Previously reported trials with H1/IC31® saw no, or very limited, antibody responses in Mtb-naïve individuals but significant responses in Mtb-infected participants [14, 15, 22]. This was also seen in the trial reported here, where we observed IgG antibodies against the vaccine in the plasma after two vaccinations, but only in the group of already Mtb-infected participants. Most recently, similar results were seen with the H56/IC31®vaccine where two vaccinations induced an anti-H56 IgG response in 60% of Mtb-infected individuals but only in 10% of Mtb-naïve participants [23]. Of interest is that in the latter trial, a third vaccination raised the response to 60% in the Mtb-naïve participants as well.

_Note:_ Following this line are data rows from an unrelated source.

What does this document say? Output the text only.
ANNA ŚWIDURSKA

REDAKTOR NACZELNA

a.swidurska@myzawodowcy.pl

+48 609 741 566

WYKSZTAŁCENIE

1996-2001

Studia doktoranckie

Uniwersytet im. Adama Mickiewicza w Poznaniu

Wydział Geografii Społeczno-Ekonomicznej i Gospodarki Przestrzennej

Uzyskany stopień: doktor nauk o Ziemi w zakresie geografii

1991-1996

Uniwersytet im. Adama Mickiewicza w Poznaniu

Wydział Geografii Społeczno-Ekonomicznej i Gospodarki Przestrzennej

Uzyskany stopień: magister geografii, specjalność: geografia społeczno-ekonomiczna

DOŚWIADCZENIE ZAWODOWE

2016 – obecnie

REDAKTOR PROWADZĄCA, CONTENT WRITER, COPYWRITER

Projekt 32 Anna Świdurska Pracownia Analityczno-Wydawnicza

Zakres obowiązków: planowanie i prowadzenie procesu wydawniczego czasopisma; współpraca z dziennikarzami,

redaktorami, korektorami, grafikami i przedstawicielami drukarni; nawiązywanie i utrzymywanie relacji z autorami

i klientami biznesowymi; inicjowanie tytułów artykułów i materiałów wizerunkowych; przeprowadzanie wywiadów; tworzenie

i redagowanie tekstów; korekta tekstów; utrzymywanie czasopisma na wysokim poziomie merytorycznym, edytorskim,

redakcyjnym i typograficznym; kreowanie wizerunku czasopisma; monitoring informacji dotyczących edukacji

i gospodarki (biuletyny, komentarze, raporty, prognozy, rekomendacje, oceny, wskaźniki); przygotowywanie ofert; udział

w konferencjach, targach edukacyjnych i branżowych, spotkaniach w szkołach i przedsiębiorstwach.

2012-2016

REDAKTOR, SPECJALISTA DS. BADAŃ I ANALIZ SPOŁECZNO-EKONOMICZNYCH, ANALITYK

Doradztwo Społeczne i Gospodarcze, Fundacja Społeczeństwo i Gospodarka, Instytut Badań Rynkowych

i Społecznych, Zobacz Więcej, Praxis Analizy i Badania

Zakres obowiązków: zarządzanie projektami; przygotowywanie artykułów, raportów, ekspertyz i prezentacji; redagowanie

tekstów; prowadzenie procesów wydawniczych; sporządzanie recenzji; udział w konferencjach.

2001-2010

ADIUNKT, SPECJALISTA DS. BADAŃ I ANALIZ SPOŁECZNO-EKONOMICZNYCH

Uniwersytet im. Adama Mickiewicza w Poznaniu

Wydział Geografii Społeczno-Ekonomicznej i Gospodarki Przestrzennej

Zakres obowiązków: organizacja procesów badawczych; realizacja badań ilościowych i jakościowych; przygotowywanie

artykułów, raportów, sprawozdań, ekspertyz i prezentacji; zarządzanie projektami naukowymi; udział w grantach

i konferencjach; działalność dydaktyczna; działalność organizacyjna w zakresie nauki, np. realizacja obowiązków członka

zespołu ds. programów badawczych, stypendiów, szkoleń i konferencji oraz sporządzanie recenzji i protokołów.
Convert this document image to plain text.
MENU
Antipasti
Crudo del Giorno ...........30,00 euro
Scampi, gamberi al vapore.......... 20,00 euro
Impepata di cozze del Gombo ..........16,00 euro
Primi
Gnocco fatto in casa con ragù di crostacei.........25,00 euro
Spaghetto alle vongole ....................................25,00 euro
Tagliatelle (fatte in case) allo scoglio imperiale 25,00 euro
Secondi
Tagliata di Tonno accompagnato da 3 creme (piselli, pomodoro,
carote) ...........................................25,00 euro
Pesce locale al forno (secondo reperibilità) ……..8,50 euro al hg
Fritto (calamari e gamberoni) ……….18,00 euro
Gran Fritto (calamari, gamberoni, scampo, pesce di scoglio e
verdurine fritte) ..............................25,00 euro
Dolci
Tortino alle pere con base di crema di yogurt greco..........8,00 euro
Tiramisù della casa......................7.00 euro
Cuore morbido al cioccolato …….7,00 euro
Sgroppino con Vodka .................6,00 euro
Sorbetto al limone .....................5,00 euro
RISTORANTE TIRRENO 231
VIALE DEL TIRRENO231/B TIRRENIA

A limitation of this study is the low sample size, but, even so, the successful inclusion of the Mtb-infected participants from a highly TB-endemic area and the acceptable safety profile of the vaccine in that population has enabled the vaccine to progress to a larger phase II trial investigating dose, safety and immunogenicity of the H1/IC31® vaccine in a target population of 240 adolescents from South Africa, of which half were Mtb-infected at inclusion.

Conclusions

In summary, we investigated the TB vaccine candidate H1/IC31® in both Mtb-naïve and Mtb-infected individual living in a highly TB-endemic area. The vaccine was safe and generally well tolerated. Two SAEs were reported in Mtb-infected participants where a relationship to the vaccine could not be excluded. The trial also confirmed the need for an adjuvant and highlighted the importance of early phase testing of novel TB vaccine candidates in TB-endemic areas.